Of course apples are also delicious used in savoury stews and oven bakes. Just cube up an apple, skin and all and try pairing it with beetroot, cabbage, carrot or pork and roasting.
But Personally I can’t resist a crumble or cobblers and both are so synonymous with autumn as well as being great way to use overripe fruit, hedgerow berries and of course apples.
My favourite recipe for crumble:
Butter an ovenproof dish and tumble in whatever fruit you like (larger fruit will need de-seeded and chopped up into bite sized pieces).
In a bowl roughly mix together a cup of oats, a cup of ground almonds and 1/2 cup of buckwheat flour and 1/2 cup of plain flour. As well as 1/2 cup of sugar. Rub in 150g of butter until you have golden crumbs. Scatter these across the fruit base and bake in a medium hot oven for around 25 minutes
What to do in garden in Autumn:
As you all know I love spending time in the garden and the autumnal garden is really interesting as it has two faces-early autumn can be every bit as beautiful as summer-flowers such as cosmos and hydrangeas are in full bloom and look wonderful cut and bought inside-done forget to dry some hydrangeas too! Deadheading
But once autumn becomes colder and those frosts kick in the flowers suddenly stop and the growth slowly begins to retreat. Seed heads scatter across the borders and we begin to see the bones of the garden. Colours
Once I have exhausted my flowers once and for all and the last of the fruit harvests are completed I find this a useful time to tidy and fill in any gaps-roses can be planted now, hardy annuals sow, meadows created and bulbs planted.
Any fallen leaves can be raked up popped into a bag, watered and kept for leaf mould compost next year.
And of course don’t forget to force your Amaryllis bulbs in November. Plant them in a container and place somewhere warm and bright indoors so that you can have these regal blooms ready for Christmas.

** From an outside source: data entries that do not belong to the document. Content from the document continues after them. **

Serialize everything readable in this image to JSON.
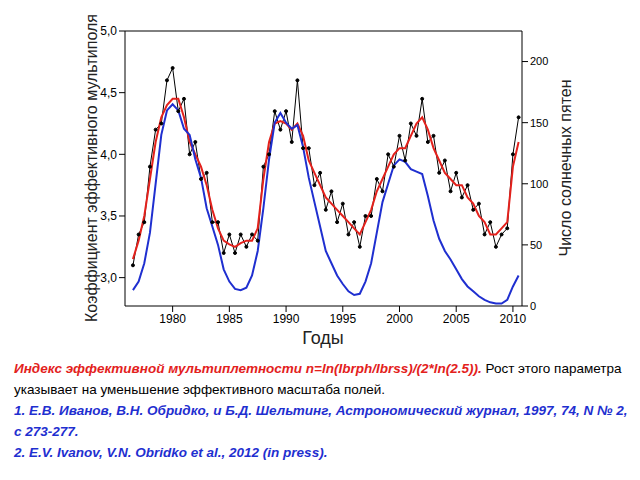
{
  "chart_data": {
    "type": "line",
    "xlabel": "Годы",
    "ylabel": "Коэффициент эффективного мультиполя",
    "y2label": "Число солнечных пятен",
    "x": [
      1976.5,
      1977,
      1977.5,
      1978,
      1978.5,
      1979,
      1979.5,
      1980,
      1980.5,
      1981,
      1981.5,
      1982,
      1982.5,
      1983,
      1983.5,
      1984,
      1984.5,
      1985,
      1985.5,
      1986,
      1986.5,
      1987,
      1987.5,
      1988,
      1988.5,
      1989,
      1989.5,
      1990,
      1990.5,
      1991,
      1991.5,
      1992,
      1992.5,
      1993,
      1993.5,
      1994,
      1994.5,
      1995,
      1995.5,
      1996,
      1996.5,
      1997,
      1997.5,
      1998,
      1998.5,
      1999,
      1999.5,
      2000,
      2000.5,
      2001,
      2001.5,
      2002,
      2002.5,
      2003,
      2003.5,
      2004,
      2004.5,
      2005,
      2005.5,
      2006,
      2006.5,
      2007,
      2007.5,
      2008,
      2008.5,
      2009,
      2009.5,
      2010,
      2010.5
    ],
    "xlim": [
      1975.8,
      2010.8
    ],
    "xticks": [
      1980,
      1985,
      1990,
      1995,
      2000,
      2005,
      2010
    ],
    "ylim": [
      2.77,
      5.0
    ],
    "yticks": [
      {
        "value": 3.0,
        "label": "3,0"
      },
      {
        "value": 3.5,
        "label": "3,5"
      },
      {
        "value": 4.0,
        "label": "4,0"
      },
      {
        "value": 4.5,
        "label": "4,5"
      },
      {
        "value": 5.0,
        "label": "5,0"
      }
    ],
    "y2lim": [
      0,
      225
    ],
    "y2ticks": [
      0,
      50,
      100,
      150,
      200
    ],
    "grid": false,
    "series": [
      {
        "color": "#000000",
        "marker": "circle",
        "values": [
          3.1,
          3.35,
          3.45,
          3.9,
          4.2,
          4.25,
          4.6,
          4.7,
          4.35,
          4.45,
          4.0,
          4.1,
          3.8,
          3.85,
          3.45,
          3.45,
          3.2,
          3.35,
          3.2,
          3.35,
          3.25,
          3.35,
          3.3,
          3.9,
          4.0,
          4.35,
          4.2,
          4.35,
          4.1,
          4.6,
          4.05,
          4.05,
          3.75,
          3.85,
          3.55,
          3.7,
          3.45,
          3.6,
          3.35,
          3.45,
          3.25,
          3.5,
          3.5,
          3.8,
          3.7,
          4.0,
          3.9,
          4.15,
          3.95,
          4.25,
          4.15,
          4.45,
          4.1,
          4.15,
          3.85,
          3.95,
          3.7,
          3.85,
          3.65,
          3.75,
          3.55,
          3.6,
          3.35,
          3.45,
          3.25,
          3.35,
          3.4,
          4.0,
          4.3
        ]
      },
      {
        "color": "#e3211c",
        "values": [
          3.15,
          3.3,
          3.5,
          3.8,
          4.1,
          4.3,
          4.4,
          4.45,
          4.45,
          4.3,
          4.1,
          4.0,
          3.9,
          3.75,
          3.55,
          3.4,
          3.3,
          3.27,
          3.25,
          3.28,
          3.3,
          3.3,
          3.4,
          3.8,
          4.1,
          4.25,
          4.27,
          4.25,
          4.2,
          4.25,
          4.15,
          3.95,
          3.85,
          3.75,
          3.65,
          3.6,
          3.55,
          3.5,
          3.45,
          3.4,
          3.35,
          3.45,
          3.55,
          3.7,
          3.8,
          3.9,
          4.0,
          4.05,
          4.05,
          4.15,
          4.25,
          4.3,
          4.2,
          4.05,
          3.95,
          3.85,
          3.8,
          3.75,
          3.75,
          3.65,
          3.6,
          3.5,
          3.45,
          3.35,
          3.35,
          3.4,
          3.45,
          3.9,
          4.1
        ]
      },
      {
        "color": "#1f2fd0",
        "axis": "y2",
        "values": [
          13,
          20,
          35,
          60,
          100,
          140,
          160,
          165,
          160,
          145,
          140,
          120,
          105,
          80,
          65,
          50,
          30,
          20,
          14,
          13,
          15,
          25,
          45,
          80,
          120,
          150,
          158,
          150,
          145,
          148,
          130,
          105,
          85,
          65,
          45,
          35,
          25,
          18,
          12,
          9,
          10,
          20,
          35,
          60,
          85,
          100,
          115,
          120,
          118,
          112,
          110,
          108,
          90,
          70,
          55,
          45,
          38,
          30,
          22,
          16,
          12,
          8,
          5,
          3,
          2,
          2,
          5,
          16,
          25
        ]
      }
    ]
  },
  "caption": {
    "highlight": "Индекс эффективной мультиплетности   n=ln(Ibrph/Ibrss)/(2*ln(2.5)).",
    "text": " Рост этого параметра указывает на уменьшение эффективного масштаба полей.",
    "references": [
      "1. Е.В. Иванов, В.Н. Обридко, и Б.Д. Шельтинг, Астрономический журнал, 1997, 74, N № 2, с 273-277.",
      "2. E.V. Ivanov, V.N. Obridko et al., 2012 (in press)."
    ]
  }
}
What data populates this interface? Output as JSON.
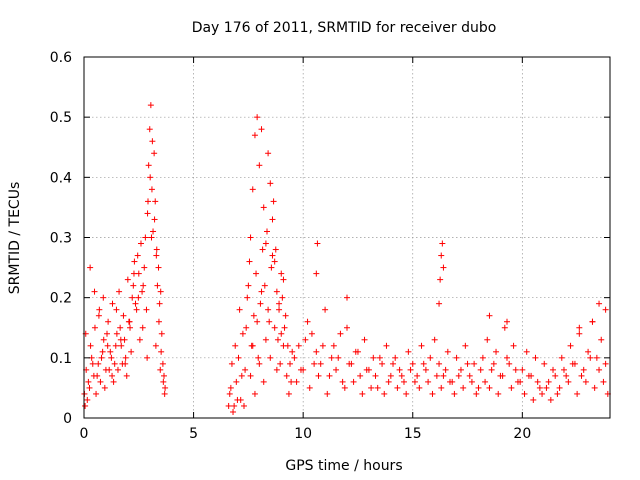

Other things to do in the garden in autumn:
Sow winter lettuce
Sow hardy annuals
Make leaf mould
Plant amaryllis bulbs in November
What to see in nature in Autumn
For nature autumn is a busy time of preparation whether it’s readying for long flights to warmers climates or storing food ready for a the cold days and nights of winter.
In early autumn the swallows gather together on the nearby telegraph lines preparing for their imminent journey which will take up to 6 weeks and they cover an extraordinary 200 miles approx daily! Meanwhile at the beach seaweed is at it’s best and the water still warm enough to go for a forage if the area permits.
As autumn progresses mushrooms sprout in woodland areas and the berries provide much needed fuel for the animals and birds. Redwings from Northern climates come to visit for the winter, this little thrush can be spotted with it’s flash of orangey-red on it’s flank and it’s two part song. Geese also arrive from the North and are noticeable with their V shape flight formation. Which is lovely to look out for and A sure sign that autumn is well underway.
Autumn is also ruting season for red deer. This ritualistic scene of clashing antlers and roars between the male deer is their battle for dominance.
All in all autumn is certainly a season to enjoy nature in all its golden beauty. And I hope this podcast has inspired you to grab your coat wellies and foraging basket and get outside whatever the weather.